Breizh Info : Philippe Perchirin, vous venez de publier « Toujours à galerne le soleil se couche ». C’est votre premier roman ?

Philippe Perchirin : C’est mon premier roman, mais pas mon premier écrit d’importance. J’ai écrit plusieurs textes, mais surtout publié à compte d’auteur l’essai philosophique fondateur pour moi qui porte maintenant le titre « Aux sources spirituelles de l’Occident » en 2011 – un ouvrage monumental et fondamental qui n’existe plus que dans une version de livre d’art très imposante, mais sera réédité en broché. Et qui comptera un jour beaucoup plus qu’on ne le croit. Je travaille aussi à un bref essai politique percutant, décalé et disruptif, ainsi qu’à un autre roman.

Breizh Info : Quelle ambition nourrissiez-vous avec cette nouvelle œuvre ?

Philippe Perchirin : Je voulais surtout écrire un roman alléchant par son sujet et son écriture, et d’une longueur assez concise pour pouvoir intéresser le plus grand nombre. Mais toujours profond par son propos sous-jacent.

Breizh Info : Pouvez-rapidement en décrire l’intrigue ?

Philippe Perchirin : C’est tout d’abord un roman historique, un roman d’aventure, et accessoirement un roman d’amour – et d’ailleurs sur l’amour. Il décrit le parcours tragique de trois jeunes gens originaires de Basse-Bretagne qui, au début de l’histoire, font leurs études à Paris. En l’occurrence deux jumeaux d’ascendance noble mais sans fief (qui sont en fait ensemble une sorte de Janus), un jeune homme roturier (lui aussi accompagné d’un double, qui est son cousin) qui est issu d’une famille de riches marchands morlaisiens et d’une jeune fille de très ancienne noblesse (elle aussi accompagnée d’un double, qui est sa sœur de lait). Des protagonistes que tout oppose par leurs appartenances d’ordre et de classe et leurs convictions politiques et religieuses. Le récit commence à la fin de l’année 1588 à Paris, à la veille de l’assassinat à Blois du duc de Guise. Donc à la veille de la phase dure de la 8ème et dernière guerre de religion (qui a en fait commencé à la promulgation de l’édit de Nemours, le 7 juillet 1585). Comme Paris, alors tenue par l’oppressante dictature du conseil des Seize, va bientôt être assiégée, nos héros décident de rentrer chez eux, dans une Bretagne elle-même bientôt en proie à la sécession et à la guerre civile. L’histoire suit alors les destins, tragiques ou salvateurs, de nos héros jusqu’à l’issue finale et à la fin de la guerre.

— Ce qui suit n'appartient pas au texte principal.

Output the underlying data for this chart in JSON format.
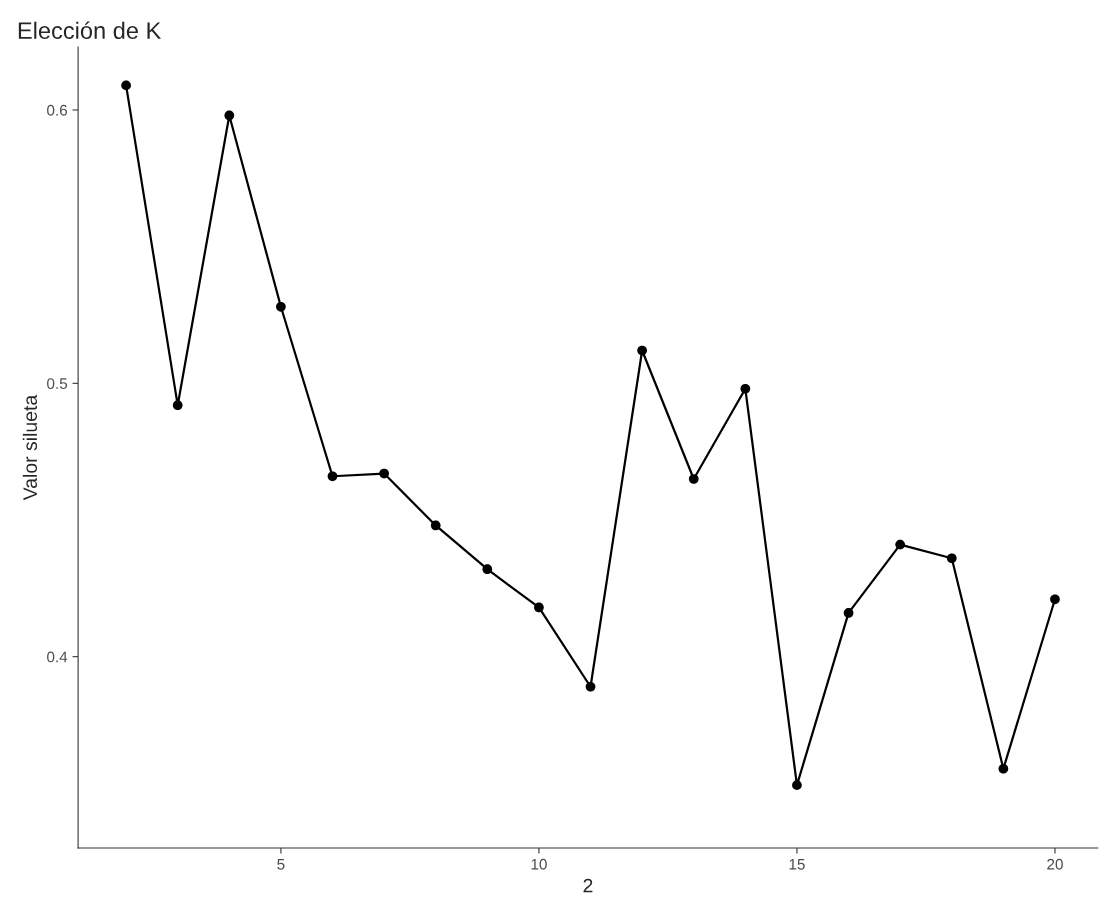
{
  "chart_data": {
    "type": "line",
    "title": "Elección de K",
    "xlabel": "2",
    "ylabel": "Valor silueta",
    "x": [
      2,
      3,
      4,
      5,
      6,
      7,
      8,
      9,
      10,
      11,
      12,
      13,
      14,
      15,
      16,
      17,
      18,
      19,
      20
    ],
    "series": [
      {
        "color": "#000000",
        "values": [
          0.609,
          0.492,
          0.598,
          0.528,
          0.466,
          0.467,
          0.448,
          0.432,
          0.418,
          0.389,
          0.512,
          0.465,
          0.498,
          0.353,
          0.416,
          0.441,
          0.436,
          0.359,
          0.421
        ]
      }
    ],
    "xlim": [
      1.07,
      20.83
    ],
    "xticks": [
      5,
      10,
      15,
      20
    ],
    "ylim": [
      0.33,
      0.623
    ],
    "yticks": [
      0.4,
      0.5,
      0.6
    ],
    "grid": false,
    "marker": "circle",
    "line_style": "solid"
  }
}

Breizh Info : On suit donc le parcours de ces héros à travers un pays en guerre, une atroce guerre civile qui a vidé la Bretagne d’un tiers de ses habitants à l’époque – et qui est un peu tombée dans l’oubli aujourd’hui. Le « propos sous-jacent » que vous évoquiez est donc le thème de la guerre civile en soi ?

Philippe Perchirin : Absolument ! Mais, disons-le tout de suite, pas seulement…

Breizh Info : Pouvez-vous développer ?

Philippe Perchirin : La guerre civile est certes un sujet majeur, qui est abordé sous ses aspects multiples et complexes de guerre d’ordres, de guerre de classes, d’opposition entre villes et campagnes, entre empires « mondialisés » (Espagne et Église), États impériaux « nationaux » en gestation (France, Angleterre…), États « ethniques » à dimension humaine (Bretagne, Provinces-Unies, Suisse…) et pouvoirs provinciaux et locaux proches ou lointains (Républiques de Saint-Malo et de Morlaix, fief de Kerouac’h…). Ces points sont abordés sans simplismes ineptes… La guerre « civile » y est ainsi bien présentée pour ce qu’elle est toujours : un empilement complexe de conflits de toutes natures, du niveau local au niveau mondial à la manière des poupées russes…

Au-delà de cet aspect, c’est un roman historique et civilisationnel, un roman de guerre entre religions, idéologies et visions du monde, et un roman métaphysique.

Breizh Info : L’histoire de la Bretagne et de sa civilisation sont un sujet important à vos yeux…

Philippe Perchirin : Oui. Je me suis étendu sur la cuisine réellement consommée à l’époque, en rappelant par exemple que le blé noir, qui vient tout juste d’apparaître, est encore très peu consommé ; que le cidre, certes connu depuis le XIIIème siècle, est très loin d’occuper la place qui est celle du vin blanc et vert alors produit sur toute la côte méridionale de la province ; que la morue n’a pas encore remplacé le merlu. Des aspects souvent traités de façon anachronique. Je rappelle aussi l’extraordinaire richesse de la Bretagne d’alors, dont le PIB correspond alors à 35 % de celui du royaume, de l’importance de son industrie textile, qui présente tous les aspects du précapitalisme avec son « home system » ; de l’importance de son commerce maritime international des produits céréaliers, de la pêche et du vin. De la substitution partielle des monnaies bretonnes et françaises par les monnaies espagnoles, dont il nous est resté pendant longtemps le terme de « real » pour désigner la pièce de 5 francs. Le roman cite amplement, en en mettant en valeur des points éminents, l’histoire singulière de la Bretagne (et notamment la question des droits à la couronne ducale de Bretagne), sa constitution politique propre (états et parlement, généraux de paroisse), des aspects très particuliers de la coutume de Bretagne (primogéniture stricte, régime matrimonial de séparation et non de communauté des biens, régimes de tutelle et de curatelle…), son système judiciaire, son gouvernement militaire… faisant bien ressortir en filigrane la catastrophe apocalyptique qu’ont eu sur nous la monarchie absolue de droit divin, puis de la contre-révolution Française et le césarisme qui en est issu à tous points de vue : désastre économique, désastre politique et désastre identitaire, notamment au plan linguistique…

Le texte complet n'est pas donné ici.